“Go big and stay home,” Giambattista Valli decreed on a video call from Paris, adapting his oft-used mantra to a new normal. Now, wafting around in thousands of layers of taffeta may not sound like a regular lockdown evening to most, but trust last summer’s sales figures when Valli tells you: These people exist. Did he sell some ball gowns, then? “Did I, did I, did I! I have some very extraordinary Chinese clients who are looking for these statement moments. It’s also working really well in the Middle East, and there’s commitment in Europe. Haute couture can always be adapted to demand.”
Encouraged by experience, Valli stuck to his guns and dedicated this unusual season to the volumes close to his heart. “Sometimes I look at other couture houses and I see a lot of decoration. Couture is not about decoration. Couture is about volumes,” he asserted. “When you sketch ready-to-wear, you have to be a designer. When you create haute couture, you have to be a sculptor. It’s the difference between building a space and decorating it.” Employing the tools at hand—the bias cut, dégradé, miles of taffeta—he worked every one of them to achieve the formidable dimensions that embodied this collection.

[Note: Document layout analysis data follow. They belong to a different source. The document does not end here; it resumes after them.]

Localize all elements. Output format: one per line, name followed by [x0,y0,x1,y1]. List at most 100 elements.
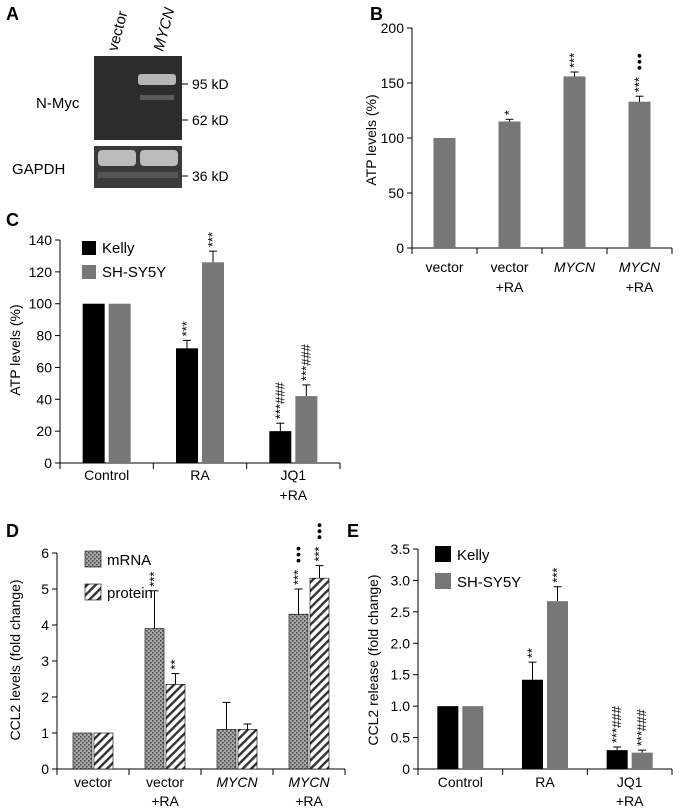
y-axis-label: CCL2 release (fold change) [365,574,381,745]
y-tick-label: 3.5 [391,541,411,557]
marker-label-95: 95 kD [192,76,229,92]
x-tick-label-line2: +RA [151,793,179,809]
y-tick-label: 3.0 [391,572,411,588]
blot-divider [94,140,182,146]
significance-dot [317,535,322,540]
y-tick-label: 200 [381,20,405,36]
significance-dot [637,65,642,70]
y-tick-label: 60 [36,359,52,375]
blot-gapdh-band-2 [140,150,178,166]
bar [563,76,586,249]
blot-gapdh-shadow [98,172,178,178]
significance-dot [296,552,301,557]
x-tick-label: MYCN [216,774,258,790]
lane-label-mycn: MYCN [150,6,178,53]
y-tick-label: 0 [41,761,49,777]
x-tick-label: vector [74,774,112,790]
significance-dot [637,53,642,58]
significance-dot [317,529,322,534]
x-tick-label: JQ1 [617,774,643,790]
bar [72,732,93,770]
significance-label: *** [147,572,162,587]
significance-label: *** [205,232,220,247]
blot-nmyc-band-faint [140,95,174,100]
x-tick-label: Control [84,467,129,483]
y-tick-label: 0 [44,455,52,471]
y-tick-label: 2.5 [391,604,411,620]
bar [437,706,459,769]
y-tick-label: 2.0 [391,635,411,651]
x-tick-label-line2: +RA [616,793,644,809]
western-blot-panel: vector MYCN N-Myc GAPDH 95 kD 62 kD 36 k… [12,6,229,188]
x-tick-label: MYCN [288,774,330,790]
bar [82,303,105,463]
bar [433,138,456,248]
y-tick-label: 100 [381,130,405,146]
bar [498,121,521,248]
bar [295,396,318,463]
x-tick-label: Control [438,774,483,790]
legend-label: mRNA [107,552,151,569]
panel-letter-c: C [6,210,19,230]
lane-label-vector: vector [104,9,131,53]
x-tick-label: RA [190,467,210,483]
significance-label: ** [168,659,183,669]
chart-e-ccl2-release: 0 0.5 1.0 1.5 2.0 2.5 3.0 3.5 CCL2 release (fold… [365,541,673,809]
y-tick-label: 3 [41,653,49,669]
legend-swatch [435,573,451,589]
bar [237,729,258,770]
bar [93,732,114,770]
blot-label-nmyc: N-Myc [36,95,80,112]
x-tick-label-line2: +RA [295,793,323,809]
blot-gapdh-band-1 [98,150,136,166]
bar [108,303,131,463]
significance-label: ***### [634,709,649,747]
legend-label: Kelly [102,240,135,257]
y-tick-label: 1.5 [391,667,411,683]
chart-b-atp-mycn: 0 50 100 150 200 ATP levels (%) vector vector +R… [363,20,673,295]
x-tick-label-line2: +RA [496,279,524,295]
panel-letter-b: B [370,4,383,24]
significance-label: *** [291,570,306,585]
x-tick-label: MYCN [619,259,661,275]
chart-c-atp-cell-lines: 0 20 40 60 80 100 120 140 ATP levels (%) Control R… [7,232,341,503]
legend-label: SH-SY5Y [457,574,521,591]
y-tick-label: 1.0 [391,698,411,714]
bar [176,348,198,463]
significance-label: *** [179,321,194,336]
bar [462,706,484,769]
significance-dot [296,546,301,551]
y-tick-label: 0 [396,240,404,256]
y-tick-label: 120 [29,264,53,280]
x-tick-label-line2: +RA [626,279,654,295]
y-tick-label: 6 [41,545,49,561]
bar [269,431,292,463]
legend-swatch [435,546,451,562]
chart-d-ccl2-levels: 0 1 2 3 4 5 6 CCL2 levels (fold change) vector ve… [7,523,346,809]
y-tick-label: 4 [41,617,49,633]
bar [547,601,568,769]
y-tick-label: 5 [41,581,49,597]
significance-label: ***### [609,705,624,743]
legend-swatch [82,265,96,279]
x-tick-label: vector [146,774,184,790]
bar [522,679,543,769]
y-tick-label: 50 [388,185,404,201]
bar [202,262,224,463]
y-tick-label: 100 [29,296,53,312]
significance-label: *** [550,568,565,583]
y-tick-label: 1 [41,725,49,741]
legend-label: SH-SY5Y [102,264,166,281]
y-tick-label: 40 [36,391,52,407]
blot-label-gapdh: GAPDH [12,161,65,178]
legend-label: protein [107,585,153,602]
significance-dot [296,558,301,563]
significance-label: ** [525,648,540,658]
bar [165,684,186,770]
y-axis-label: ATP levels (%) [363,94,379,185]
x-tick-label: JQ1 [280,467,306,483]
y-tick-label: 150 [381,75,405,91]
significance-dot [637,59,642,64]
marker-label-36: 36 kD [192,168,229,184]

It created the internet-friendly tiered and layered candy-floss creations that fuel his haute couture business, even during lockdown. Some were shaped like swans, some looked like blown-up pleated ribbon; others were Grecian, harking back to the classic shapes of haute couture. He topped them off with hair volumes inspired by 1960s pictures of Benedetta Barzini and Marisa Berenson. They took Zoom looks to new highs. Of his process, Valli explained: “I try to follow what the fabric suggests. I follow it, and it gives me volumes.” But as the film he released alongside his look book demonstrated, his love of sculpture is more than just an analogy for his practice.
Split-screened with models pacing a white room in their big gowns accompanied by a male ballet dancer pirouetting up a storm (the perfect image of Valli’s couture clients on any given evening at home) was footage of buildings from Seville that created conversations between spaces and clothes. It was Valli’s way of showing his clients what inspires his sense of volume, but it also conveyed a bigger message. “The moment we live in right now is about coming together between cultures. Seville is a place where the Spanish and Islamic cultures melt together and create a new third culture.”

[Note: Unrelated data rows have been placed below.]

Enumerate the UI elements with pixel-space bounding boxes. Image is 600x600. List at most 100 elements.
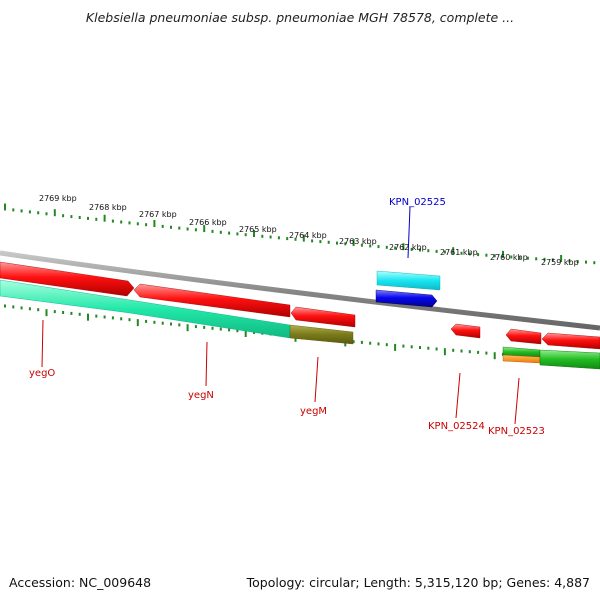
lower-ruler-minor-tick: [377, 342, 380, 346]
gene-green-right[interactable]: [539, 349, 600, 370]
lower-ruler-major-tick: [186, 324, 189, 332]
lower-ruler-major-tick: [87, 313, 89, 321]
lower-ruler-minor-tick: [103, 315, 106, 319]
lower-ruler-minor-tick: [111, 316, 114, 320]
lower-ruler-major-tick: [394, 343, 397, 351]
gene-yegM-forward[interactable]: [290, 306, 356, 328]
ruler-minor-tick: [427, 249, 430, 253]
ruler-minor-tick: [136, 222, 139, 226]
ruler-labels: 2769 kbp 2768 kbp 2767 kbp 2766 kbp 2765…: [39, 194, 579, 267]
lower-ruler-minor-tick: [419, 346, 421, 349]
ruler-minor-tick: [194, 228, 197, 232]
lower-ruler-minor-tick: [95, 314, 98, 318]
lower-ruler-minor-tick: [145, 319, 148, 323]
ruler-minor-tick: [518, 256, 521, 260]
ruler-major-tick: [560, 255, 563, 262]
label-yegM[interactable]: yegM: [300, 406, 327, 417]
tick-label-2763: 2763 kbp: [339, 237, 377, 246]
ruler-minor-tick: [236, 232, 239, 236]
ruler-minor-tick: [543, 257, 546, 261]
lower-ruler-minor-tick: [427, 346, 430, 350]
ruler-minor-tick: [319, 240, 322, 244]
lower-ruler-major-tick: [244, 330, 247, 337]
ruler-major-tick: [103, 214, 106, 222]
ruler-minor-tick: [28, 210, 31, 214]
lower-ruler-major-tick: [136, 319, 139, 327]
gene-olive-block[interactable]: [289, 324, 354, 345]
tick-label-2764: 2764 kbp: [289, 231, 327, 240]
lower-ruler-minor-tick: [468, 350, 471, 354]
gene-right-forward[interactable]: [541, 332, 600, 350]
ruler-minor-tick: [244, 233, 247, 237]
ruler-minor-tick: [443, 250, 446, 254]
leader-yegN: [205, 341, 208, 387]
lower-ruler-minor-tick: [37, 308, 40, 312]
genome-summary: Topology: circular; Length: 5,315,120 bp…: [246, 575, 590, 590]
ruler-major-tick: [352, 239, 355, 246]
lower-ruler-minor-tick: [20, 306, 23, 310]
lower-ruler-minor-tick: [120, 317, 123, 321]
lower-ruler-minor-tick: [161, 321, 164, 325]
gene-KPN_02523-arrow[interactable]: [505, 328, 542, 345]
leader-yegM: [314, 356, 319, 403]
map-title: Klebsiella pneumoniae subsp. pneumoniae …: [85, 10, 515, 25]
ruler-minor-tick: [62, 214, 65, 218]
lower-ruler-minor-tick: [12, 305, 15, 309]
gene-yegN-forward[interactable]: [133, 283, 291, 318]
ruler-minor-tick: [261, 234, 264, 238]
leader-yegO: [41, 319, 44, 368]
leader-KPN_02524: [455, 372, 461, 419]
ruler-minor-tick: [12, 208, 15, 212]
label-yegN[interactable]: yegN: [188, 390, 214, 401]
lower-ruler-minor-tick: [153, 320, 156, 324]
ruler-minor-tick: [311, 239, 314, 243]
tick-label-2759: 2759 kbp: [541, 258, 579, 267]
tick-label-2765: 2765 kbp: [239, 225, 277, 234]
lower-ruler-minor-tick: [402, 344, 405, 348]
gene-cyan-rna[interactable]: [376, 270, 441, 291]
ruler-minor-tick: [468, 252, 471, 256]
lower-ruler-minor-tick: [219, 327, 222, 331]
ruler-minor-tick: [161, 224, 164, 228]
ruler-minor-tick: [369, 244, 372, 248]
ruler-minor-tick: [585, 260, 587, 264]
ruler-minor-tick: [568, 259, 571, 263]
ruler-minor-tick: [120, 220, 123, 224]
ruler-minor-tick: [87, 216, 89, 220]
ruler-minor-tick: [78, 216, 81, 219]
lower-ruler-minor-tick: [352, 340, 355, 344]
label-KPN_02525[interactable]: KPN_02525: [389, 197, 446, 208]
ruler-minor-tick: [493, 254, 496, 258]
ruler-minor-tick: [219, 230, 222, 234]
ruler-minor-tick: [277, 236, 280, 240]
ruler-minor-tick: [576, 260, 579, 264]
lower-ruler-minor-tick: [203, 325, 206, 329]
ruler-major-tick: [502, 250, 504, 258]
ruler-minor-tick: [336, 241, 338, 245]
ruler-minor-tick: [593, 261, 596, 265]
ruler-minor-tick: [344, 242, 347, 246]
gene-KPN_02525[interactable]: [375, 289, 438, 308]
tick-label-2767: 2767 kbp: [139, 210, 177, 219]
ruler-minor-tick: [394, 246, 397, 250]
genome-backbone: [0, 250, 600, 331]
ruler-major-tick: [452, 247, 455, 255]
lower-ruler-minor-tick: [360, 340, 363, 344]
lower-ruler-minor-tick: [236, 329, 239, 333]
gene-forward-left[interactable]: [0, 261, 135, 297]
ruler-major-tick: [253, 230, 255, 237]
lower-ruler-minor-tick: [435, 347, 438, 351]
ruler-minor-tick: [286, 237, 289, 241]
ruler-major-tick: [4, 203, 6, 211]
label-yegO[interactable]: yegO: [29, 368, 55, 379]
lower-ruler-minor-tick: [228, 328, 231, 332]
label-KPN_02523[interactable]: KPN_02523: [488, 426, 545, 437]
lower-ruler-major-tick: [45, 309, 48, 317]
ruler-minor-tick: [37, 211, 40, 215]
gene-KPN_02524-arrow[interactable]: [450, 323, 481, 339]
ruler-minor-tick: [269, 235, 272, 239]
ruler-major-tick: [153, 220, 156, 227]
label-KPN_02524[interactable]: KPN_02524: [428, 421, 485, 432]
lower-ruler-minor-tick: [28, 307, 31, 311]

Through that lens, you could easily see the codes of Sevillana and flamenco flouncing their way through Valli’s ruffled skirts—or the drama of the mantilla reflected in his high, translucent veils—but he was adamant that wasn’t the point. “If I added another piece to the collection, it would probably be a stripy djellaba in the middle,” he noted. “Marco Polo went to China and brought the noodle back to Italy. It’s about exchange. We all look up at the same moon and sun.” You could say a dress conceived in Seville, in the mind of a boy from Rome, created in an atelier in Paris, and worn in a ballroom in China reflects that notion rather nicely.